Timeless Room (Game duration 60 minutes)
Fury team: Georgi Georgiev, Jordan Danchev, Tsveta Dancheva, Dimitar Smilyanov, Nadezhda Danabasheva
Date: July 19, 2017
Our time: 41:00 minutes
Let’s start with the fact that part of our team has not watched the series or the movie, and we have no emotional attachment to the Twin Peaks story. Fortunately, after playing the room, we can confirm it is not a requirement. It helps, though, since a lot of things were just weird to me, after looking at some screens from the series afterwards, I understand that the room was actually intended to have a very close visual design and partially succeeded – the red curtains, Venus de Milo, the three armchairs and so on.
The location of the room is attractive, but with this, the list of attractive things about this room is ending. The site is slightly confusing, with short communication, I manage to make a reservation. We arrive at the appointed day and time, the door opens in a while (there is no doorbell, and the door is locked), and we are invited to the lobby.
The room was probably a bar in the late 1990s or a little later. The lobby hasn’t been touched since. The walls are covered with mirrors, some of them broken.
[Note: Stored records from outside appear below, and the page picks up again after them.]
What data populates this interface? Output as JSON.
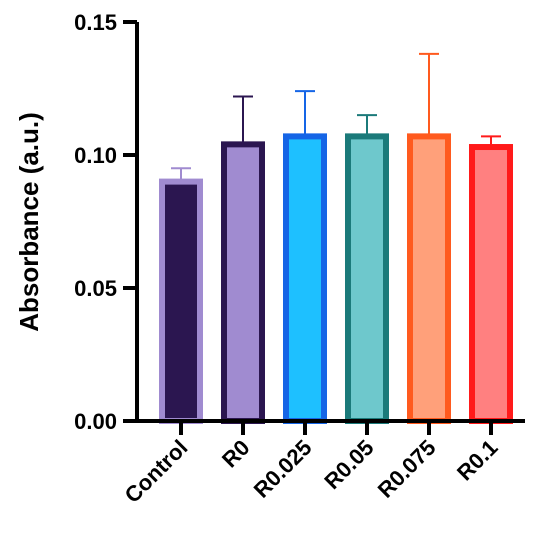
{
  "chart_data": {
    "type": "bar",
    "title": "",
    "xlabel": "",
    "ylabel": "Absorbance (a.u.)",
    "ylim": [
      0,
      0.15
    ],
    "yticks": [
      "0.00",
      "0.05",
      "0.10",
      "0.15"
    ],
    "ytick_values": [
      0,
      0.05,
      0.1,
      0.15
    ],
    "categories": [
      "Control",
      "R0",
      "R0.025",
      "R0.05",
      "R0.075",
      "R0.1"
    ],
    "values": [
      0.09,
      0.104,
      0.107,
      0.107,
      0.107,
      0.103
    ],
    "error_upper": [
      0.005,
      0.018,
      0.017,
      0.008,
      0.031,
      0.004
    ],
    "fill_colors": [
      "#2b1650",
      "#a08bd0",
      "#1ec0ff",
      "#6ec8cc",
      "#ffa07a",
      "#ff8080"
    ],
    "edge_colors": [
      "#a08bd0",
      "#2b1650",
      "#1565e6",
      "#1b7a7a",
      "#ff5a1e",
      "#ff1a1a"
    ],
    "grid": false,
    "legend": "none"
  }
}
They invited us to a fake leather sofa and encouraged us to fill in declarations on a peeling paint table. It wouldn’t be a problem, and I would even take it as an introduction to the game if all this weren’t covered in layers of dirt – from dust, years of smoking in the room (you know that sticky smell), and cobwebs. I already knew that the room was made with a minimal budget, and I sent a brief prayer if they didn’t try to clean the lobby, at least they did the room.
We started successfully and moved along the puzzles at a decent pace. At one time, I even found it interesting. Somewhere in the middle of the game, everything falls apart, and crazy puzzles and even crazier solutions appear, literally one after another. We stumble, we request hints, and all the time, we hear Windows sounds coming from somewhere outside the wall (obviously trying to moderate our game). I’m starting to get a little irritated; I sit on a chair and wait for the team to finish. At some point, the people who greeted us came in, and I realized that we were actually done, which made me burst into hysterical, prolonged, sincere laughter for at least 3 minutes. There is no music, no sign. There is nothing except “Welcome to the White Lodge” on the screen (and even now, I don’t know what the White Lodge is; it is obviously something fundamental and connected to the series).
I ask (since the last puzzle was pure nonsense) how we should associate Object A with Object B (for example a protractor with a bottle) and generally what should lead me to think that the puzzle is solved the way it did. the answer was, “Well, most people because there is NOTHING else to do, figure out that this is the only logical way, and this is the right action.” Well, thank you. I have to go now.
On the way out, I asked how many rooms they had played. One. That explains everything.
One last thing: If you think you’ve got a super business model but don’t have the money, don’t try to catch flies with vinegar or without honey. If you are in a hurry to make the big bucks, don’t have the time and desire to spend more than two months to launch the product, don’t know the competition, have no idea how the industry works and its rules, you don’t listen to advice (since I know they had some in the past, but the obvious solution was – there is no time for a change and it makes more sense to make money instead of fixing the gameplay and puzzles), please save us all the trouble and just don’t do it!
The Twin Lodges room no longer exists.